力を振り絞り前へ・・・前へと身体を動かす。息が苦し・・・い・・・だけどもうちょっとだ・・・もう少しで手が届く。
「手を伸ばせ」
翼は必死で石垣にへばりつく。
「はぁッ・・・はぁッ」
なんとか助かった。しかしこの高い石垣を登るのか・・・?
いや登らなければいずれ兵士に捕まり殺されるだけだ。
「登ってやるよ 登ればいいんだろッ」
とはいえその前に足の傷をどうにかしないと・・・だけどボクはまだいまいち魔法の使い方が分からない。
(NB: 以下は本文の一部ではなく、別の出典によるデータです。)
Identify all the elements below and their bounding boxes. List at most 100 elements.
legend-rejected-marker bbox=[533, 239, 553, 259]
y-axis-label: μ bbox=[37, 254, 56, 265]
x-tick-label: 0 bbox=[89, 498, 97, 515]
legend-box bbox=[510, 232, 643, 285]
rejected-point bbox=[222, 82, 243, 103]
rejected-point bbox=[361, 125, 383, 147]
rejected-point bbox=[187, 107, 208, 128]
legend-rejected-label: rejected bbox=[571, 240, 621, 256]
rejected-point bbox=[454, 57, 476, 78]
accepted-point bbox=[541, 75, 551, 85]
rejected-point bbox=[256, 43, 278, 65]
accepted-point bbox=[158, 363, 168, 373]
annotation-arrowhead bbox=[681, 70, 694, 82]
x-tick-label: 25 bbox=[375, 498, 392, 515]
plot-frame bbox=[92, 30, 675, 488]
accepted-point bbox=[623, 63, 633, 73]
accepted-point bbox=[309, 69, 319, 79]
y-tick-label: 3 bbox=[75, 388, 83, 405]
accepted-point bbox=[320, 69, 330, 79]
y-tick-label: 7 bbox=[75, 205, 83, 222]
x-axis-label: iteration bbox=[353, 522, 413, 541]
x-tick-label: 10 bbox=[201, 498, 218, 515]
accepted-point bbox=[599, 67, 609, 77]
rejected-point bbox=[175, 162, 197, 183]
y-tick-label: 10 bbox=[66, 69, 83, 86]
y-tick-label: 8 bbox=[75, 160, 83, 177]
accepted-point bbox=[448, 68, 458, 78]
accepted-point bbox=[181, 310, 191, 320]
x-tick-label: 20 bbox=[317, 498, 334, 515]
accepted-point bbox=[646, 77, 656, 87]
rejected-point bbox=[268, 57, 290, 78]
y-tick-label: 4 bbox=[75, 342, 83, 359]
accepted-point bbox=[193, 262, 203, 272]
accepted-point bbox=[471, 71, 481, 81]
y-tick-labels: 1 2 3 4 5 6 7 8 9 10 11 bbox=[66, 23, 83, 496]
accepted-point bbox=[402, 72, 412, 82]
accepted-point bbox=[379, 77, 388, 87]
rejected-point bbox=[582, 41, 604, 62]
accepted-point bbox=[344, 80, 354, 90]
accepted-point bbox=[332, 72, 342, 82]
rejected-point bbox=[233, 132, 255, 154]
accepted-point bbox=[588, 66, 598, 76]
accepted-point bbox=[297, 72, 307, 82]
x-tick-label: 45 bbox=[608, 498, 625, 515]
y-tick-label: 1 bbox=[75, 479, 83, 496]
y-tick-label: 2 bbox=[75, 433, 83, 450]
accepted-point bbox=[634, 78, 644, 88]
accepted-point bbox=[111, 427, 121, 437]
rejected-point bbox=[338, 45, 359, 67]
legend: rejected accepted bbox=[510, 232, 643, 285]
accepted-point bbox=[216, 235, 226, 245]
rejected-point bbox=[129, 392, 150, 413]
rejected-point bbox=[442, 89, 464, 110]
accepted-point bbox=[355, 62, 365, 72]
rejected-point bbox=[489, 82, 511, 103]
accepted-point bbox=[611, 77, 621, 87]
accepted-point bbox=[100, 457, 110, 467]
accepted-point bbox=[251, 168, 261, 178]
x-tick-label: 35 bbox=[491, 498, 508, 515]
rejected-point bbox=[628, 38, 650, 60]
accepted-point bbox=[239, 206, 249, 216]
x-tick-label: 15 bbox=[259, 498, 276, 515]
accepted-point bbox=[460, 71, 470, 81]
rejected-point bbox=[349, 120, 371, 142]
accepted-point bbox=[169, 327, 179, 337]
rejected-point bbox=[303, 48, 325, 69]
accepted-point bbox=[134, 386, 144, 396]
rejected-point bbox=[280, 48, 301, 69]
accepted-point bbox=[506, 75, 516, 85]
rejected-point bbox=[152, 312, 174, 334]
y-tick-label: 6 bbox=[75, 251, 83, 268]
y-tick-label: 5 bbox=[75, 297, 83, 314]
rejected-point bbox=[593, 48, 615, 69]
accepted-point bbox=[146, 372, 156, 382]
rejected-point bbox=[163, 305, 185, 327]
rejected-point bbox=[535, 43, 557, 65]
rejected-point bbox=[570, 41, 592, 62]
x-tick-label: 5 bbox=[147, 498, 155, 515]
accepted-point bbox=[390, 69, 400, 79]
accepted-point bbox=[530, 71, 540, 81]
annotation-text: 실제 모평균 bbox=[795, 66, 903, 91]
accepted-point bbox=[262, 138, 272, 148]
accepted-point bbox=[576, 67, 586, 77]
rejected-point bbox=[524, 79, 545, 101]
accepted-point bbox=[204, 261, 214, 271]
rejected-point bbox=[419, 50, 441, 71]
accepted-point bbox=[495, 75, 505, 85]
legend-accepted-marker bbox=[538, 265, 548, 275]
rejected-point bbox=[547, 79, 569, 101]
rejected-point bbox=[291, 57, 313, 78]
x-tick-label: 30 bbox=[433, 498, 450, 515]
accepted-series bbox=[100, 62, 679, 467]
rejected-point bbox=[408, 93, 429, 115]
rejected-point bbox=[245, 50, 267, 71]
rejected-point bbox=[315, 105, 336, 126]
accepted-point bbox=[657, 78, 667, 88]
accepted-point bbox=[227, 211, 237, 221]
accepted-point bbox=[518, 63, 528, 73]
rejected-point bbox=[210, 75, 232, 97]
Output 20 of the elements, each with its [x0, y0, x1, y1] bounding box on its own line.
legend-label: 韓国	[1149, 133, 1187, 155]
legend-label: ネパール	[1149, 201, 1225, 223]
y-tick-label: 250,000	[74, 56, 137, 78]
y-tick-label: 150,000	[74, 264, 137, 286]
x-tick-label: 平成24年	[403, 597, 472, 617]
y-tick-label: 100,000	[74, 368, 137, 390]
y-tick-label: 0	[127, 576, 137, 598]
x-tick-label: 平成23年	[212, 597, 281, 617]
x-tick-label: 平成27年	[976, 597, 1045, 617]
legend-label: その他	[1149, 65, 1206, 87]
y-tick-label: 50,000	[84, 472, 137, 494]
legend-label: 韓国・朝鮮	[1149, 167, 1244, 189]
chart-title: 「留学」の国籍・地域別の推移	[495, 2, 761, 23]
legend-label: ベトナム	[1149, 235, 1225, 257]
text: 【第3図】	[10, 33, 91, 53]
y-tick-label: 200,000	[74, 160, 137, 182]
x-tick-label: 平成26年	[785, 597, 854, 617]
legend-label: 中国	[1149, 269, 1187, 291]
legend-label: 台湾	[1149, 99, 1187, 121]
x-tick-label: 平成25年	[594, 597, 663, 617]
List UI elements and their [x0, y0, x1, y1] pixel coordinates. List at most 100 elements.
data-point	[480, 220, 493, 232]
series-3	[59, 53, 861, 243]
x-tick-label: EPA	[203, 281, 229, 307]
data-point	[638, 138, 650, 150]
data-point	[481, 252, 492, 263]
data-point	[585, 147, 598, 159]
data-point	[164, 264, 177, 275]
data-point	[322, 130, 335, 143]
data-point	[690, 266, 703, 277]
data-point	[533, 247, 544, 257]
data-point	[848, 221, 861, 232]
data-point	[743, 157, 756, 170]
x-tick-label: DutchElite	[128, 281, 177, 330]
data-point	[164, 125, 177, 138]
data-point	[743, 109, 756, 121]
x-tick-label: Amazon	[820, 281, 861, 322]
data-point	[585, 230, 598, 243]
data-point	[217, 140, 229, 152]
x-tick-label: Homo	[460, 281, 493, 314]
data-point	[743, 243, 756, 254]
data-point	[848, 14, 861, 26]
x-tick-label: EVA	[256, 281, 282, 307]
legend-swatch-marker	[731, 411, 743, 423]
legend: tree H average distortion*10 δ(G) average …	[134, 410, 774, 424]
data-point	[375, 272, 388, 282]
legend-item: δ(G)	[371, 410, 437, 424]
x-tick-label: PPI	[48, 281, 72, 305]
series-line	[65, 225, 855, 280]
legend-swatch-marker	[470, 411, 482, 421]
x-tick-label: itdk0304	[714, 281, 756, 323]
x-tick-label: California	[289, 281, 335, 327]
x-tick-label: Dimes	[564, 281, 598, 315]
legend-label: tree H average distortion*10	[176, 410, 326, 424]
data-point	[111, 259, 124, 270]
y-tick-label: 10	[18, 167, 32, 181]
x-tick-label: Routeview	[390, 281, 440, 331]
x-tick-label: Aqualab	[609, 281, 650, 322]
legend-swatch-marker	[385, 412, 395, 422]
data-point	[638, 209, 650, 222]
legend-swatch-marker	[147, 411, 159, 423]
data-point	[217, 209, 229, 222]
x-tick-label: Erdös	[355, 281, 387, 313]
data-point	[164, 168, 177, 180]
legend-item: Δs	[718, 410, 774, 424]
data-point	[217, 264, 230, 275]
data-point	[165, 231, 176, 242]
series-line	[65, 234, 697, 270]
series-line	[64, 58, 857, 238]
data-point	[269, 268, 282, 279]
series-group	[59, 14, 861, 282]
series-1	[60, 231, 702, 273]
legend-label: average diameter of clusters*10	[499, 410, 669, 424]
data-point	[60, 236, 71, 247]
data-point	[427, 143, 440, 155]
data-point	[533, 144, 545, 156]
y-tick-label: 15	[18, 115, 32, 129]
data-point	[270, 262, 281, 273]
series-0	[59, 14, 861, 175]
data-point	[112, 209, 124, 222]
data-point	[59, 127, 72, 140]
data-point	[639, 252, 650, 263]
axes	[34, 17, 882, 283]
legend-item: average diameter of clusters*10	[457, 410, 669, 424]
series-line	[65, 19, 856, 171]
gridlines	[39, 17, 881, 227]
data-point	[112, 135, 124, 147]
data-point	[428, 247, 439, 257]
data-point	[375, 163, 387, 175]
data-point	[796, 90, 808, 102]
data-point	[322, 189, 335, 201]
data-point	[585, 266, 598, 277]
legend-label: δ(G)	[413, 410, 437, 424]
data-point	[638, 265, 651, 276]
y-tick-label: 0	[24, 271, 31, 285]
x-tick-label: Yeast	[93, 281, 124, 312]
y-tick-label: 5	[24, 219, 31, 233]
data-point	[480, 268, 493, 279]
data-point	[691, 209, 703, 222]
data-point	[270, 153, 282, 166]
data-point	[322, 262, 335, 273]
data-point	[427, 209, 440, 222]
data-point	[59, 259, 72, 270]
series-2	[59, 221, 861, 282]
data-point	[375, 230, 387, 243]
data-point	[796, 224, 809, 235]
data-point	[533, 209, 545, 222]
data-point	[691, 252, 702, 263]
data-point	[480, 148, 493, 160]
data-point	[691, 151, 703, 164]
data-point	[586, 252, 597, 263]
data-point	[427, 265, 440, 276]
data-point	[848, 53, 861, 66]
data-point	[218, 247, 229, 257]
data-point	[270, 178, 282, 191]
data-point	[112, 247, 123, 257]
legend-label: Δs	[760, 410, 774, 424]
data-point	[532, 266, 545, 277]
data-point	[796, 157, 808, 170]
心からそれを望む・・・それがトリガーだということはわかる。みうには呪文を唱えるように言われたけどきっとあれは嘘だろう。とはいえイメージし望むものが全て魔法になる訳ではなさそうだ。
今ボクが使えるのは『刃風』と弾や矢を防いだ『風防壁』あとは王宮の正門に穴をあけた時に使った『暴風撃』の3つしかない。
回復魔法が使えないかと思って足の傷が癒えるのを懸命にイメージしてみる。しかし何も起こらなかった。
まだわからないけどボクは攻撃寄りの風魔法しか使えないのかもしれない。
とにかく登らなくちゃ・・・
翼は石垣に手をかける。結構石と石の間に隙間がある。そこに足をかけていけばなんとかなるかもしれない。
ボクはサルと言われるくらい木登りが好きだった。ボルダリングをやってみたいと思っていたけどこんな形で叶うことになるとはね・・・
少しづつ・・・だが確実に・・・石垣を登る。かなり上まで登ってきた。
「落ちてまた最初からとかなったら最悪だな」
いや。これはフラグじゃないよ。うん。
注意深く・・・たが素早く・・・登っていく。てっぺんが見えてきた。
もうちょい。もうちょいだ。足の痛みに耐えながら懸命に最後の力を振り絞る。
「ふぅ・・・ふぅ・・・」
ボクを石垣を登りきった。
「やれば なんとかなるもんだね」
翼は王都まで戻ってくることが出来たのであった。